L’avocat dieppois a rencontré Jean-Paul Lalitte hier matin à la maison d’arrêt de Rouen en compagnie de Me Henri Leclerc. L’avocat à la cour d’appel de Paris, également président de la Ligue des Droits de l’Homme (on l’a encore vu mercredi soir à la télévision aux côtés des opposants iraniens manifestant au Trocadéro) renforce la défense de l’ancien président.

Celui-ci doit s’attendre aussi à recevoir pas mal de lettres ces prochains jours: les membres de son comité de soutien vont lui écrire eux aussi à défaut de pouvoir le rencontrer. C’est ce que Juliette Lalitte et Alain Lefebvre, les deux animateurs du comité, leur ont demandé. L’assistance, au sein de laquelle on notait l’absence de représentants de la CCID, a acquiescé. Par contre, elle n’a pu que regretter de ne pouvoir défiler jusqu’à la passe élargie à l’entrée du bassin du commerce, dernière grande réalisation de l’ère Lalitte: «Nous n’en avons pas reçu l’autorisation», a déploré Alain Lefebvre. «Or, a insisté Juliette Lalitte, nous n’avons aucunement l’intention d’entraver la marche de la justice»

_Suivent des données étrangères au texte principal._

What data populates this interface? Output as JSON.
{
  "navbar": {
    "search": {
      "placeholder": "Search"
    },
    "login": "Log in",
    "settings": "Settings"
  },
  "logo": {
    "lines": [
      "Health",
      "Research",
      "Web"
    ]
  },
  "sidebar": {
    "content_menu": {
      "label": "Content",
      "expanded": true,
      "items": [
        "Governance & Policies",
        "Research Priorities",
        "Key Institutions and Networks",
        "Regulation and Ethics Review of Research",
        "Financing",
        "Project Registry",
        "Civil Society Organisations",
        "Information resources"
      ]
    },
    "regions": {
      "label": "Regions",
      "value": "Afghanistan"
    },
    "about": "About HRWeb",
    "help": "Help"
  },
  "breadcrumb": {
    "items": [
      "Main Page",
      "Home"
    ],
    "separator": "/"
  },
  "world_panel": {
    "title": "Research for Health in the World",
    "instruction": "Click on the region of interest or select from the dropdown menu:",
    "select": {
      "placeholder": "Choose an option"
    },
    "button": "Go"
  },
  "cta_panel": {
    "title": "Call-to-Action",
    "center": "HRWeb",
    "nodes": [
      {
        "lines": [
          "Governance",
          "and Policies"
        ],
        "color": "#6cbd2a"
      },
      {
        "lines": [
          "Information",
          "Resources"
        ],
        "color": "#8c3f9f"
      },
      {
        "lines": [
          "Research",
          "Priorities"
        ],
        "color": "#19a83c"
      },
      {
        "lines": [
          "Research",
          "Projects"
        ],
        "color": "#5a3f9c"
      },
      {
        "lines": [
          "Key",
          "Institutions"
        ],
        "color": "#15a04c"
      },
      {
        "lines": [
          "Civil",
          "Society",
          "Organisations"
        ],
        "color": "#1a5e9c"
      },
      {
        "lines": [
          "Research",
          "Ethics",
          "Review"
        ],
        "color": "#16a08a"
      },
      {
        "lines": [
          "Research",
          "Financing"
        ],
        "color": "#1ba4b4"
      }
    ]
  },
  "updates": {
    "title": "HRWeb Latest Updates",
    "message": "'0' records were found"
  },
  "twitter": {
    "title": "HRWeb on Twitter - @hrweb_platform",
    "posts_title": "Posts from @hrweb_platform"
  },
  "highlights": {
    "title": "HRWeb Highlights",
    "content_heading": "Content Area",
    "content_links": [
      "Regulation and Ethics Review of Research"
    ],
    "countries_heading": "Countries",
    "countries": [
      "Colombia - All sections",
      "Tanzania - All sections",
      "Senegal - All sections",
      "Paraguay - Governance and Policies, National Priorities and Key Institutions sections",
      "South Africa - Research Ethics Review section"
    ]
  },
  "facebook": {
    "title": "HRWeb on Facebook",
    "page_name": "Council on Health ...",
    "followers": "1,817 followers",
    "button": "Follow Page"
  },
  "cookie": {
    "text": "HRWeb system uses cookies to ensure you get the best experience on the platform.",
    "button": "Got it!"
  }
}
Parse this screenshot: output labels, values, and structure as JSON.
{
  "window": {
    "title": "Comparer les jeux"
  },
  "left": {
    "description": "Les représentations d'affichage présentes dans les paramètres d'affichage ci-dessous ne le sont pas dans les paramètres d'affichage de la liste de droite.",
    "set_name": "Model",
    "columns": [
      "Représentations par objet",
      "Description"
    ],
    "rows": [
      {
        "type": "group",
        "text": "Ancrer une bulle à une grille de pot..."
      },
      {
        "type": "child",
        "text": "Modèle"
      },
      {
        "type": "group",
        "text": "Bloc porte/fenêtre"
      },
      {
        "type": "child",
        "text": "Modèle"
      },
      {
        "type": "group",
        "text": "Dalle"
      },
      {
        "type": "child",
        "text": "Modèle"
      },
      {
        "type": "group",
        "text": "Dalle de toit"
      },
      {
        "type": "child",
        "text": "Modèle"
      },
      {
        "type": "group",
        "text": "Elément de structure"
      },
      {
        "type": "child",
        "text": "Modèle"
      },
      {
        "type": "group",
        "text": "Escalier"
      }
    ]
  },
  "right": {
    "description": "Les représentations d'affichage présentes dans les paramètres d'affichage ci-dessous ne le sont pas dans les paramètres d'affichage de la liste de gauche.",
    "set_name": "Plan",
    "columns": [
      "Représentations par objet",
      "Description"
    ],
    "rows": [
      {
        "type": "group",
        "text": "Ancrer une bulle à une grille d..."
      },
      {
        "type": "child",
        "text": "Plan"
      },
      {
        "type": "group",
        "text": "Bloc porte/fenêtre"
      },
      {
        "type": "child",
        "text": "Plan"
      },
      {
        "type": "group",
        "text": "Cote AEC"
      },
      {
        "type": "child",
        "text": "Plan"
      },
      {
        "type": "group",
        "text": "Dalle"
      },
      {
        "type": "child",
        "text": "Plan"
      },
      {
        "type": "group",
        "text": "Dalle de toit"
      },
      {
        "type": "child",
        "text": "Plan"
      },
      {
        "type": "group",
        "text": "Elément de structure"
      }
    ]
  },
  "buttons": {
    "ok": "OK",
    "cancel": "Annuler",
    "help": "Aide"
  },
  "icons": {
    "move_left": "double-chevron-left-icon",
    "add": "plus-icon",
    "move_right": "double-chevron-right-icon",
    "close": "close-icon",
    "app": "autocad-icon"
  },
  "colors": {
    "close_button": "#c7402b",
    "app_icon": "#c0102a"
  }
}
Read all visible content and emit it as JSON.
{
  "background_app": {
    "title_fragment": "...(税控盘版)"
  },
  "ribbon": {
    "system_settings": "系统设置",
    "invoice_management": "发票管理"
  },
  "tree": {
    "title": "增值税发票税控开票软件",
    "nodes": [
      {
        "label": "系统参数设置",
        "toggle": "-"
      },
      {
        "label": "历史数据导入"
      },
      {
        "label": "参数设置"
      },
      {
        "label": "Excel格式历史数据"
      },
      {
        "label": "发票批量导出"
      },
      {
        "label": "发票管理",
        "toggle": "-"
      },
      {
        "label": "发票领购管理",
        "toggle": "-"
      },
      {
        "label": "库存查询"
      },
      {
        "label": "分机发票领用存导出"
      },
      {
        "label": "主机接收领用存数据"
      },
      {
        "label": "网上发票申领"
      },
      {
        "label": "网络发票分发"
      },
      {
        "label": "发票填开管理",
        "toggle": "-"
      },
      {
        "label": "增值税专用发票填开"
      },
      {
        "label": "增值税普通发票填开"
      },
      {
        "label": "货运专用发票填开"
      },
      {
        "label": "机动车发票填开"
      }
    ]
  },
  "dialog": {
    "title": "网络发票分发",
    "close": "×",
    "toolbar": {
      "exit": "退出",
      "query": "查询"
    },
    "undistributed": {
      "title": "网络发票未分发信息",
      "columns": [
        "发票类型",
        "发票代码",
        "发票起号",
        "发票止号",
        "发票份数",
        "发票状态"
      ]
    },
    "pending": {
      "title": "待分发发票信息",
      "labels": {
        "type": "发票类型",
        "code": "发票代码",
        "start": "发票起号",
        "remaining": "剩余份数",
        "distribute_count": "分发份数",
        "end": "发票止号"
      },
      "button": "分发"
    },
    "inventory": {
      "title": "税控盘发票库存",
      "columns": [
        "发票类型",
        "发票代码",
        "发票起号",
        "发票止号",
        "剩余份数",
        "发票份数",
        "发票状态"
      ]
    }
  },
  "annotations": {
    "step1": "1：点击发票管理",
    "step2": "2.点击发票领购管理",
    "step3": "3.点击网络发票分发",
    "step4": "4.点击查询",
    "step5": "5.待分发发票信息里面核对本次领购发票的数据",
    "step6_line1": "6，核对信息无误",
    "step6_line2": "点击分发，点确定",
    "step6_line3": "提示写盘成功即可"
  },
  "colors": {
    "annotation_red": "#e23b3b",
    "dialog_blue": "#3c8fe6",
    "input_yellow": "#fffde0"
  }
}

Hommage donc a été rendu à celui qui «s’est dévoué bénévolement» durant de longues années au développement de Dieppe, «au détriment de sa vie familiale», a plaidé Juliette tandis que sa soeur Camille collectionnait les signatures sur les registres à l’entrée du salon de l’hôtel de la Présidence. «Pour lui - comme pour son père Gaston - c’était une passion».

«Personne ne met en doute son honnêteté. Tout le monde est choqué par la démesure entre les faits qui lui sont reprochés et son incarcération», s’insurge-t-elle, émue. Juliette Lalitte lut quelques lettres (de Jean Dasnias, (conseiller général-maire d’Offranville) de M Blin (ancien de la CCID), de Dominique Hue (ancien responsable de Vinco et conseiller municipal d’opposition à Dieppe) : tous ne comprennent pas, sont «scandalisés» par cette détention préventive, «mesure coercitive, dérisoire et inhumaine».

Mais ils n’y peuvent rien, sinon maintenir la pression et entretenir ainsi le moral de Jean-Paul Lalitte, dont la remise en liberté dépend du juge d’instruction. Et de lui seul.